Let’s look at another example of regression to get a better feel of it and discuss categorical variables and an interaction term in the model. We will operate on agefat data frame.
agefat = RD.dataset("HSAUR", "agefat")
Age | Fat | Sex |
---|---|---|
24 | 15.5 | male |
37 | 20.9 | male |
41 | 18.6 | male |
60 | 28.0 | male |
31 | 34.7 | female |
Here we are interested to predict body fat percentage (Fat
) from the other two variables. Let’s get down to business.
agefatM1 = Glm.lm(Glm.@formula(Fat ~ Age + Sex), agefat)
agefatM1
────────────────────────────────────────────────────────────────────────
Coef. Std. Error t Pr(>|t|) Lower 95% Upper 95%
────────────────────────────────────────────────────────────────────────
(Intercept) 19.6479 4.1078 4.78 0.0001 11.1288 28.1669
Age 0.2656 0.0795 3.34 0.0030 0.1006 0.4305
Sex: male -10.5489 2.0914 -5.04 <1e-99 -14.8862 -6.2116
────────────────────────────────────────────────────────────────────────
It appears that the older a person is the more fat it has (+0.27% of body fat per 1 extra year of age). Moreover, male subjects got smaller percentage of body fat (on average by 10.5%) than female individuals (this is to be expected: see here). In the case of categorical variables the reference group is the one that comes first in the alphabet (here female
is before male
). The internals of the model assign 0 to the reference group and 1 to the other group. This yields us the formula: \(y = a + b*x + c*z\) or \(Fat = a + b*Age + c*Sex\), where Sex
is 0 for female
and 1 for male
. As before we can use this formula for prediction (either write a new getPredictedY
function on your own or use Glm.predict
we met before).
We may also want to fit a model with an interaction term (+ Age&Sex
) to see if we gain some additional precision in our predictions.
# or shortcut: Glm.@formula(Fat ~ Age * Sex)
agefatM2 = Glm.lm(Glm.@formula(Fat ~ Age + Sex + Age&Sex), agefat)
agefatM2
──────────────────────────────────────────────────────────────────────
Coef. Std. Err. t Pr(>|t|) Low. 95% Up. 95%
──────────────────────────────────────────────────────────────────────
(Intercept) 25.67 5.33 4.82 <1e-99 14.59 36.75
Age 0.14 0.11 1.36 0.1900 -0.08 0.36
Sex: male -21.76 6.96 -3.13 0.0100 -36.24 -7.28
Age & Sex: male 0.26 0.15 1.68 0.1100 -0.06 0.58
──────────────────────────────────────────────────────────────────────
Here, we do not have enough evidence that the interaction term (Age & Sex: male
) matters (p > 0.05).

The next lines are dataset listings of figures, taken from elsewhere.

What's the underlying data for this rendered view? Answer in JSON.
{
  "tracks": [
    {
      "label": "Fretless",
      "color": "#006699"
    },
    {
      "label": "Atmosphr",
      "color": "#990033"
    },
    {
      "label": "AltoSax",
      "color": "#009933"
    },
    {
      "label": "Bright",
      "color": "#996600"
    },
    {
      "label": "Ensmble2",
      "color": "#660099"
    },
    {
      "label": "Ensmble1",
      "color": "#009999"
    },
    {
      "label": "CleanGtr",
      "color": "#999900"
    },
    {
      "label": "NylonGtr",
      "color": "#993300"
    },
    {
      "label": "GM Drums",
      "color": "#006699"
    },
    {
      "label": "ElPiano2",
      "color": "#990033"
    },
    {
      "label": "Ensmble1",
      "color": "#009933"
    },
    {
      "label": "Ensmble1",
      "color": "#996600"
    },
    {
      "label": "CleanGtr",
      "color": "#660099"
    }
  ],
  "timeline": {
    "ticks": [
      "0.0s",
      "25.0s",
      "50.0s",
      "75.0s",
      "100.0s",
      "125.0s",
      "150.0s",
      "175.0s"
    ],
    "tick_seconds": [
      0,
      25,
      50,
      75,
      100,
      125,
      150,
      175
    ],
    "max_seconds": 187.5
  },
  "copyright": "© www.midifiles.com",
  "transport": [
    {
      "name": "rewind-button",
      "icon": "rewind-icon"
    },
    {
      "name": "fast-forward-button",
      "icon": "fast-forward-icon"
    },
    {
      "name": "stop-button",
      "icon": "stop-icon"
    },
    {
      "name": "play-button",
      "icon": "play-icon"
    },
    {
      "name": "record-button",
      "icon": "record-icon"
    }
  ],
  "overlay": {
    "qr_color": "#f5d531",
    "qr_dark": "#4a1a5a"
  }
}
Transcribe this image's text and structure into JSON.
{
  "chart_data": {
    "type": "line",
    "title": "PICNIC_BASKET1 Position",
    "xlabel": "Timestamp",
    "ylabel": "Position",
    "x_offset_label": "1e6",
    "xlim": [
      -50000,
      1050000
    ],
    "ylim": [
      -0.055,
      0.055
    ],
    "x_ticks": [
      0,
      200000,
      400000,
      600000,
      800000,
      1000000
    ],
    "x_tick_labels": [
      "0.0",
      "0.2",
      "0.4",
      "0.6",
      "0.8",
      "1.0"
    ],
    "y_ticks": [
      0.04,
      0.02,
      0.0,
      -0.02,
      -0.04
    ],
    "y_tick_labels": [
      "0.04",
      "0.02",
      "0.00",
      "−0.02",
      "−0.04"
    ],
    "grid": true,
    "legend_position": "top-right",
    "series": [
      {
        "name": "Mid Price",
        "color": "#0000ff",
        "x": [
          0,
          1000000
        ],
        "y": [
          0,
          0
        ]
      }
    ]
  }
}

Still, let’s explain what is this interaction in case you ever find one that is important. For that, take a look at the graph below.
As you can see the model without interaction fits two regression lines (one for each Sex
) with different intercepts, but the same slopes. On the other hand, the model with interaction fits two regression lines (one for each Sex
) with different intercepts and different slopes. Since the coefficient (Coef.
) for the interaction term (Age & Sex: male
) is positive, this means that the slope for Sex: male
is more steep (more positive). This would suggest that males tend to accumulate fat at a faster rate as they age.
So, when to use an interaction term in your model? The advice I heard was that in general, you should construct simple models and only use an interaction term when there are some good reasons for it. For instance, in the discussed case (agefat
data frame), we might wanted to answer the research question: Does the accretion of body fat occurs faster in one of the genders as people age?